Inidoneità alla mansione e ricollocazione: cosa prevede la normativa
05.12.2025

Inidoneità alla mansione e ricollocazione: cosa prevede la normativa

Inidoneità alla mansione e ricollocazione: riferimenti normativi e ambito applicativo

L’inidoneità alla mansione si verifica quando un lavoratore, per condizioni di salute sopravvenute o accertate, non risulta più idoneo a svolgere le attività previste dal proprio ruolo. Il tema è disciplinato da un insieme di norme che regolano la tutela della salute, l’organizzazione del lavoro e il diritto alla permanenza occupazionale, con particolare rilevanza nei casi che coinvolgono persone appartenenti alle categorie protette.

 

Accertamento dell’inidoneità: il ruolo del medico competente

L’accertamento dell’inidoneità alla mansione rientra nella sorveglianza sanitaria prevista dal Decreto Legislativo 9 aprile 2008, n. 81.
Il medico competente esprime un giudizio riferito alla specifica mansione, che può essere:

  • idoneità piena;

  • idoneità con prescrizioni o limitazioni;

  • inidoneità temporanea;

  • inidoneità permanente.

Il giudizio è comunicato al lavoratore e al datore di lavoro. Il lavoratore può presentare ricorso entro 30 giorni all’organo di vigilanza territorialmente competente.

 

Valutazione delle mansioni e possibilità di ricollocazione

A seguito del giudizio di inidoneità, il datore di lavoro è tenuto a valutare la possibilità di adibire il lavoratore a mansioni compatibili con lo stato di salute accertato. Tale obbligo si colloca nel quadro delle disposizioni in materia di tutela della salute e sicurezza sul lavoro e della disciplina del mutamento di mansioni di cui all’articolo 2103 del Codice Civile.

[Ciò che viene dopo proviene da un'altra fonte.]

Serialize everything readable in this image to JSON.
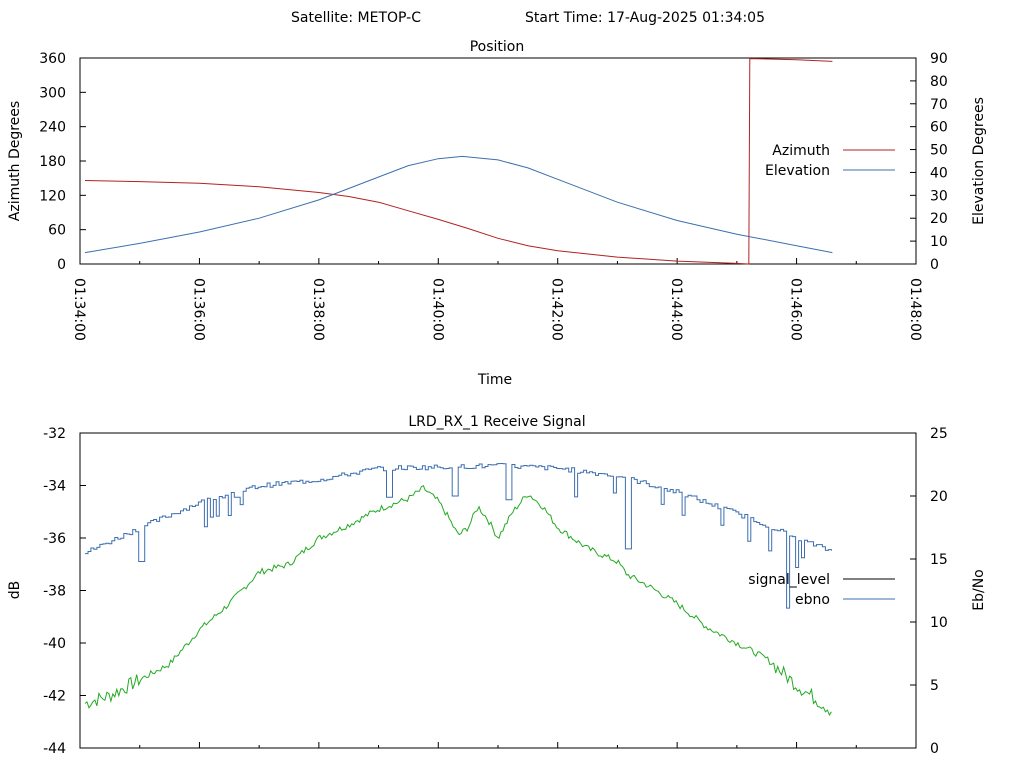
{
  "header": {
    "satellite_label": "Satellite: METOP-C",
    "start_time_label": "Start Time: 17-Aug-2025 01:34:05"
  },
  "chart_data": [
    {
      "type": "line",
      "title": "Position",
      "xlabel": "Time",
      "ylabel": "Azimuth Degrees",
      "y2label": "Elevation Degrees",
      "xlim": [
        "01:34:00",
        "01:48:00"
      ],
      "ylim": [
        0,
        360
      ],
      "y2lim": [
        0,
        90
      ],
      "x_ticks": [
        "01:34:00",
        "01:36:00",
        "01:38:00",
        "01:40:00",
        "01:42:00",
        "01:44:00",
        "01:46:00",
        "01:48:00"
      ],
      "y_ticks": [
        0,
        60,
        120,
        180,
        240,
        300,
        360
      ],
      "y2_ticks": [
        0,
        10,
        20,
        30,
        40,
        50,
        60,
        70,
        80,
        90
      ],
      "grid": false,
      "legend_position": "right",
      "colors": {
        "azimuth": "#b22222",
        "elevation": "#3d6fb0"
      },
      "series": [
        {
          "name": "Azimuth",
          "axis": "y",
          "points": [
            [
              "01:34:05",
              146
            ],
            [
              "01:35:00",
              144
            ],
            [
              "01:36:00",
              141
            ],
            [
              "01:37:00",
              135
            ],
            [
              "01:38:00",
              125
            ],
            [
              "01:38:30",
              118
            ],
            [
              "01:39:00",
              108
            ],
            [
              "01:39:30",
              93
            ],
            [
              "01:40:00",
              78
            ],
            [
              "01:40:30",
              62
            ],
            [
              "01:41:00",
              45
            ],
            [
              "01:41:30",
              32
            ],
            [
              "01:42:00",
              23
            ],
            [
              "01:43:00",
              12
            ],
            [
              "01:44:00",
              5
            ],
            [
              "01:45:00",
              1
            ],
            [
              "01:45:12",
              0
            ],
            [
              "01:45:13",
              359
            ],
            [
              "01:46:00",
              357
            ],
            [
              "01:46:36",
              354
            ]
          ]
        },
        {
          "name": "Elevation",
          "axis": "y2",
          "points": [
            [
              "01:34:05",
              5
            ],
            [
              "01:35:00",
              9
            ],
            [
              "01:36:00",
              14
            ],
            [
              "01:37:00",
              20
            ],
            [
              "01:38:00",
              28
            ],
            [
              "01:38:30",
              33
            ],
            [
              "01:39:00",
              38
            ],
            [
              "01:39:30",
              43
            ],
            [
              "01:40:00",
              46
            ],
            [
              "01:40:24",
              47
            ],
            [
              "01:41:00",
              45.5
            ],
            [
              "01:41:30",
              42
            ],
            [
              "01:42:00",
              37
            ],
            [
              "01:43:00",
              27
            ],
            [
              "01:44:00",
              19
            ],
            [
              "01:45:00",
              13
            ],
            [
              "01:46:00",
              8
            ],
            [
              "01:46:36",
              5
            ]
          ]
        }
      ]
    },
    {
      "type": "line",
      "title": "LRD_RX_1 Receive Signal",
      "ylabel": "dB",
      "y2label": "Eb/No",
      "ylim": [
        -44,
        -32
      ],
      "y2lim": [
        0,
        25
      ],
      "y_ticks": [
        -44,
        -42,
        -40,
        -38,
        -36,
        -34,
        -32
      ],
      "y2_ticks": [
        0,
        5,
        10,
        15,
        20,
        25
      ],
      "grid": false,
      "legend_position": "right",
      "colors": {
        "signal_level": "#000000",
        "ebno": "#3d6fb0",
        "trace_green": "#22aa22"
      },
      "series": [
        {
          "name": "signal_level",
          "axis": "y",
          "color": "#22aa22",
          "points": [
            [
              "01:34:05",
              -42.3
            ],
            [
              "01:34:30",
              -42.0
            ],
            [
              "01:35:00",
              -41.4
            ],
            [
              "01:35:30",
              -40.8
            ],
            [
              "01:36:00",
              -39.5
            ],
            [
              "01:36:30",
              -38.5
            ],
            [
              "01:37:00",
              -37.3
            ],
            [
              "01:37:30",
              -37.0
            ],
            [
              "01:38:00",
              -36.0
            ],
            [
              "01:38:30",
              -35.5
            ],
            [
              "01:39:00",
              -34.9
            ],
            [
              "01:39:30",
              -34.5
            ],
            [
              "01:39:45",
              -34.1
            ],
            [
              "01:40:00",
              -34.6
            ],
            [
              "01:40:10",
              -35.2
            ],
            [
              "01:40:20",
              -35.9
            ],
            [
              "01:40:30",
              -35.6
            ],
            [
              "01:40:40",
              -34.8
            ],
            [
              "01:40:50",
              -35.3
            ],
            [
              "01:41:00",
              -36.0
            ],
            [
              "01:41:15",
              -35.0
            ],
            [
              "01:41:30",
              -34.3
            ],
            [
              "01:41:45",
              -34.8
            ],
            [
              "01:42:00",
              -35.6
            ],
            [
              "01:42:30",
              -36.4
            ],
            [
              "01:43:00",
              -36.9
            ],
            [
              "01:43:10",
              -37.4
            ],
            [
              "01:43:30",
              -37.8
            ],
            [
              "01:44:00",
              -38.5
            ],
            [
              "01:44:30",
              -39.4
            ],
            [
              "01:45:00",
              -40.0
            ],
            [
              "01:45:30",
              -40.6
            ],
            [
              "01:46:00",
              -41.6
            ],
            [
              "01:46:36",
              -42.6
            ]
          ]
        },
        {
          "name": "ebno",
          "axis": "y2",
          "color": "#3d6fb0",
          "points": [
            [
              "01:34:05",
              15.5
            ],
            [
              "01:35:00",
              17.5
            ],
            [
              "01:35:30",
              18.5
            ],
            [
              "01:36:00",
              19.5
            ],
            [
              "01:37:00",
              20.8
            ],
            [
              "01:38:00",
              21.3
            ],
            [
              "01:39:00",
              22.2
            ],
            [
              "01:40:00",
              22.3
            ],
            [
              "01:41:00",
              22.4
            ],
            [
              "01:42:00",
              22.2
            ],
            [
              "01:43:00",
              21.6
            ],
            [
              "01:44:00",
              20.3
            ],
            [
              "01:45:00",
              18.6
            ],
            [
              "01:45:30",
              17.7
            ],
            [
              "01:46:00",
              16.6
            ],
            [
              "01:46:36",
              15.6
            ]
          ],
          "dips": [
            [
              "01:35:00",
              14.8
            ],
            [
              "01:36:36",
              19.9
            ],
            [
              "01:39:10",
              19.9
            ],
            [
              "01:40:15",
              20.0
            ],
            [
              "01:41:10",
              19.7
            ],
            [
              "01:43:10",
              15.8
            ],
            [
              "01:45:50",
              11.1
            ]
          ]
        }
      ]
    }
  ]
}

La verifica deve essere effettiva e riferita all’organizzazione aziendale nel suo complesso e può riguardare:

  • mansioni equivalenti a quelle precedentemente svolte;

  • mansioni diverse compatibili con le condizioni di salute, nel rispetto dei limiti previsti dall’ordinamento;

  • eventuali adattamenti dell’organizzazione del lavoro o della postazione.

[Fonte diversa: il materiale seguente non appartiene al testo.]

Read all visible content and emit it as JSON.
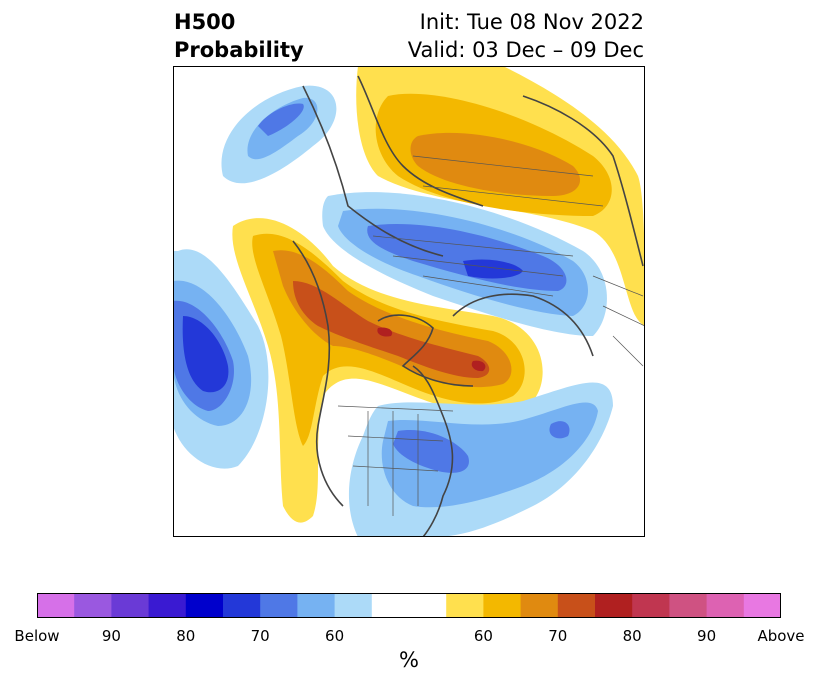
{
  "title": {
    "variable": "H500",
    "product": "Probability",
    "init": "Init: Tue 08 Nov 2022",
    "valid": "Valid: 03 Dec – 09 Dec"
  },
  "colorbar": {
    "unit": "%",
    "colors": [
      "#d670e8",
      "#9a58e0",
      "#6a3ad6",
      "#3a1ad2",
      "#0000cc",
      "#2338d8",
      "#4f78e6",
      "#76b2f2",
      "#acdaf8",
      "#ffffff",
      "#ffe04e",
      "#f3b800",
      "#e08a10",
      "#c8501a",
      "#b02020",
      "#c03650",
      "#cf5282",
      "#dd62b2",
      "#e878e2"
    ],
    "labels": [
      "Below",
      "90",
      "80",
      "70",
      "60",
      "60",
      "70",
      "80",
      "90",
      "Above"
    ]
  },
  "legend_colors": {
    "below_60": "#acdaf8",
    "below_70": "#76b2f2",
    "below_80": "#4f78e6",
    "below_90": "#2338d8",
    "above_60": "#ffe04e",
    "above_70": "#f3b800",
    "above_80": "#e08a10",
    "above_90": "#c8501a",
    "above_95": "#b02020"
  }
}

La ricollocazione deve essere coerente con la struttura aziendale e con le competenze residue del lavoratore e, in linea generale, la retribuzione in godimento viene mantenuta, salvo diverse previsioni della contrattazione collettiva o accordi individuali stipulati nel rispetto della normativa vigente.

 

Inidoneità e collocamento mirato

Quando l’inidoneità alla mansione è conseguenza di un infortunio sul lavoro o di una malattia professionale che comporti l’acquisizione di una disabilità, trovano applicazione anche i principi della Legge 12 marzo 1999, n. 68, in particolare quelli relativi alla conservazione del posto di lavoro.

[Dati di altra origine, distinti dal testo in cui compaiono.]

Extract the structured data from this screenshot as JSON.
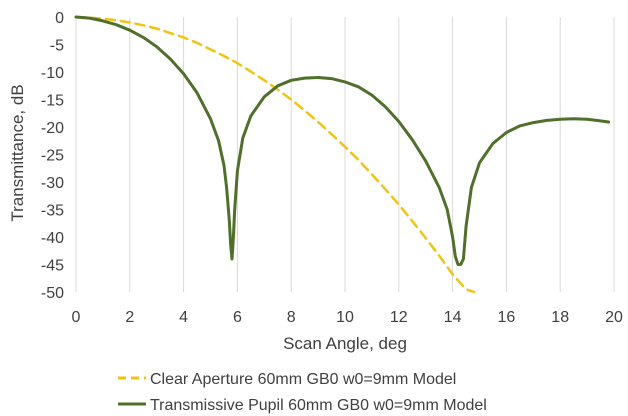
{
  "chart_data": {
    "type": "line",
    "title": "",
    "xlabel": "Scan Angle, deg",
    "ylabel": "Transmittance, dB",
    "xlim": [
      0,
      20
    ],
    "ylim": [
      -50,
      0
    ],
    "x_ticks": [
      0,
      2,
      4,
      6,
      8,
      10,
      12,
      14,
      16,
      18,
      20
    ],
    "y_ticks": [
      0,
      -5,
      -10,
      -15,
      -20,
      -25,
      -30,
      -35,
      -40,
      -45,
      -50
    ],
    "grid": "vertical",
    "legend_position": "bottom",
    "series": [
      {
        "name": "Clear Aperture 60mm GB0 w0=9mm Model",
        "color": "#f2c314",
        "style": "dashed",
        "x": [
          0,
          0.5,
          1,
          1.5,
          2,
          2.5,
          3,
          3.5,
          4,
          4.5,
          5,
          5.5,
          6,
          6.5,
          7,
          7.5,
          8,
          8.5,
          9,
          9.5,
          10,
          10.5,
          11,
          11.5,
          12,
          12.5,
          13,
          13.5,
          14,
          14.5,
          14.8
        ],
        "y": [
          0,
          -0.1,
          -0.3,
          -0.6,
          -1.0,
          -1.5,
          -2.1,
          -2.9,
          -3.7,
          -4.7,
          -5.9,
          -7.1,
          -8.4,
          -9.9,
          -11.5,
          -13.2,
          -15.0,
          -17.0,
          -19.1,
          -21.3,
          -23.6,
          -26.0,
          -28.6,
          -31.3,
          -34.1,
          -37.1,
          -40.2,
          -43.4,
          -46.8,
          -49.5,
          -50
        ]
      },
      {
        "name": "Transmissive Pupil 60mm GB0 w0=9mm Model",
        "color": "#4f6f2a",
        "style": "solid",
        "x": [
          0,
          0.5,
          1,
          1.5,
          2,
          2.5,
          3,
          3.5,
          4,
          4.5,
          5,
          5.3,
          5.5,
          5.6,
          5.7,
          5.75,
          5.8,
          5.85,
          5.9,
          6.0,
          6.2,
          6.5,
          7,
          7.5,
          8,
          8.5,
          9,
          9.5,
          10,
          10.5,
          11,
          11.5,
          12,
          12.5,
          13,
          13.5,
          13.8,
          14.0,
          14.1,
          14.2,
          14.3,
          14.4,
          14.5,
          14.7,
          15,
          15.5,
          16,
          16.5,
          17,
          17.5,
          18,
          18.5,
          19,
          19.5,
          19.8
        ],
        "y": [
          0,
          -0.2,
          -0.7,
          -1.4,
          -2.4,
          -3.7,
          -5.4,
          -7.6,
          -10.3,
          -13.8,
          -18.5,
          -22.5,
          -27,
          -31,
          -37,
          -41.5,
          -44,
          -40,
          -35,
          -28,
          -22,
          -18,
          -14.5,
          -12.5,
          -11.5,
          -11.1,
          -11,
          -11.2,
          -11.8,
          -12.7,
          -14.2,
          -16.3,
          -19,
          -22.3,
          -26.2,
          -31,
          -35,
          -40,
          -43.5,
          -45,
          -45,
          -44,
          -38,
          -31,
          -26.5,
          -23,
          -21,
          -19.8,
          -19.2,
          -18.8,
          -18.6,
          -18.5,
          -18.6,
          -18.9,
          -19.1
        ]
      }
    ]
  }
}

La normativa prevede che i datori di lavoro, pubblici e privati, siano tenuti a garantire la permanenza occupazionale dei lavoratori che abbiano acquisito una disabilità in costanza di rapporto, qualora sia possibile adibirli a mansioni equivalenti o, ove necessario, a mansioni inferiori compatibili con le condizioni di salute accertate.

In questo contesto, il sistema del collocamento mirato può intervenire anche nei casi di inidoneità sopravvenuta, favorendo percorsi di ricollocazione coerenti con le capacità lavorative residue della persona.

 

Adattamento della mansione e accomodamenti ragionevoli

La normativa nazionale, in coerenza con i principi europei di non discriminazione, prevede anche la possibilità di adottare accomodamenti ragionevoli per consentire lo svolgimento dell’attività lavorativa in condizioni compatibili con lo stato di salute.

Gli accomodamenti possono riguardare:

  • l’organizzazione dell’orario di lavoro;

  • le modalità operative;

  • gli strumenti e le attrezzature;

  • l’ambiente di lavoro.

La valutazione avviene caso per caso, tenendo conto delle dimensioni dell’impresa e dell’impatto organizzativo.